Former Nebraska police officer Kathryn Bolkovac joined the UN Police Task Force in post-war Bosnia in 1999 as an employee of the private military contractor DynCorp. She became a human rights investigator and discovered, to her horror, that people from the mission were involved in human trafficking. Bolkovac blew the whistle and was fired. Her story was the inspiration for the powerful thriller The Whistleblower.
When I signed to work for DynCorp, I hadn't heard anything good or bad about them. It was representing the US State Department, so how bad could it be? There was no rigorous selection procedure, though. You didn't get a personal interview, just a couple of telephone calls and a packet of information to fill out.
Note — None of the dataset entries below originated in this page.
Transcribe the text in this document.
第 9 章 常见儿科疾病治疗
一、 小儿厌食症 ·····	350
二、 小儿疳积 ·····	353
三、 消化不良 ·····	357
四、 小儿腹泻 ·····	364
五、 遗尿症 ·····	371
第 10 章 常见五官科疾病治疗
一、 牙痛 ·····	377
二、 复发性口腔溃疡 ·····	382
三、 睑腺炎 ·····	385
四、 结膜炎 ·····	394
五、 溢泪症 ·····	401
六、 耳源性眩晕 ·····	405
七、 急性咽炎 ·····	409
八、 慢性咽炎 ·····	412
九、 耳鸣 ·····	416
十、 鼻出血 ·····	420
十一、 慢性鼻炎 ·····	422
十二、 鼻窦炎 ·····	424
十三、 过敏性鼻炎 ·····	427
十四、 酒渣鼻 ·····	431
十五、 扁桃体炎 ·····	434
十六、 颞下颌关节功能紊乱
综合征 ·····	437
It asked for references from friends and neighbours and if it checked out, you were in.
You then went to its training facility in Fort Worth, Texas, for a week, where you had to prove your fitness by running down a hill, do a drunk-driving test, and get some blood drawn. If you didn't have, I guess, drugs in your system, you were sent off to Bosnia. One evening, after class, this guy comes bounding in and says he knows where to find really nice 12- to 15-year-olds when we got there. I thought I must have missed something. But when I got to Bosnia, it was pretty clear what he was talking about. Those are the kind of people who were being recruited and put into posts by the US.
My first case of human trafficking was in [the city of] Zenica. I was working with a woman who had escaped, and she tipped me off about the Florida bar. I went there and found it empty. Behind the bar I discovered all kinds of passports of women from Eastern Europe, along with a lot of US dollars. On a second floor there was a locked room. I found seven women trapped inside. There were used condoms all over two mattresses on the floor, as if they'd been gang-raped there.
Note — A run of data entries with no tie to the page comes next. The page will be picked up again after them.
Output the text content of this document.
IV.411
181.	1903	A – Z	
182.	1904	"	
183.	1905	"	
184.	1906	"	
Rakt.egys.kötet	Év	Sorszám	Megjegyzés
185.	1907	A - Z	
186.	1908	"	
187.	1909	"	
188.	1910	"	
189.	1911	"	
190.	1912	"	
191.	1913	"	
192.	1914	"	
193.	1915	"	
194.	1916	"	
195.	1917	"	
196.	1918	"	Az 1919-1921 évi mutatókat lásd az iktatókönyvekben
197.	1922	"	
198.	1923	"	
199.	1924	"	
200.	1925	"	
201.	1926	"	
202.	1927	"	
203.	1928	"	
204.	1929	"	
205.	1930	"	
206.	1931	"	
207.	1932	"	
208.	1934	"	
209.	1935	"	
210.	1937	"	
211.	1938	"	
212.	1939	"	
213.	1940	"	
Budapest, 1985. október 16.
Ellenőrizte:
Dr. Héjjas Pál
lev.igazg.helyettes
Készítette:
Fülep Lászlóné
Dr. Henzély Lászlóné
I didn't do too many more raids where I found conditions like that, but other monitors in the mission did. And many women described those same conditions when they escaped. One girl described how when she was dancing, a man known as the "Doctor" would put coin Deutschmarks into her vagina. To me, one of the worst examples of involvement by someone in the mission was a police officer from the US who told me how he'd purchased a young woman outside Sarajevo. How could anybody think it was OK to buy another human being when he had the power and authority to do something about it? That kind of mentality was appalling and made me think, "OK, how do we change this?"
Unfortunately, real investigations could never take place because they were basically shut down from the beginning. Once a person was implicated – especially if they were an international – then basic steps were taken to end that investigation. The person was, maybe, sent to another mission or sent back to their UN contributing country. If it was diplomats who were involved, steps were taken to cover their tracks. The victims, of course, the girls, were always repatriated or shipped out to somewhere else, and were never available for ultimate testimony or interview.
Eventually I decided, "Enough's enough. I've got to go outside the circle somehow." And that's when I wrote my email headed: DO NOT READ THIS IF YOU HAVE A WEAK STOMACH OR A GUILTY CONSCIENCE. I addressed it to about 50 UN officials and DynCorp managers, and staff within the UN, to make sure at all levels that they knew what was going on.
I had a lot of good response emails from people within the mission, and one or two negative ones from DynCorp employees such as Michael Stiers. He was the deputy commissioner of the mission and got me demoted. It didn't stop me: they put me in a duty station position where I was privy to reports of every single raid that was done and every single victim who was transported. I made a further complaint to DynCorp, and this time I was called in and told, "Here's your walking papers."
I was fired for falsifying time sheets, which was completely untrue. I fought my case for two years in Southampton, in the Employment Tribunal, and used that as a tool to bring forward the real reasoning behind my termination, which, of course, was the involvement in human trafficking of both UN and DynCorp officials.
I can't say I was totally elated when I won. I was proud of what I had done and glad that I was able to win the case. But I was still very embarrassed for my country, because I do believe that DynCorp is a huge misrepresentation of what the US should be sending to these missions, and just sickened by the whole thing. It had tried to take my credibility away, it had taken my career away. Obviously I will never be a police officer internationally again.
People ask me where I got my strength from to do this, and I don't know. Maybe I'm stupid to try to push issues like I do. But I guess I do have a line that I don't want to cross and when I see others crossing it – especially law enforcement officers or politicians or diplomats – that really bothers me. What can I say? Right's right and wrong's wrong.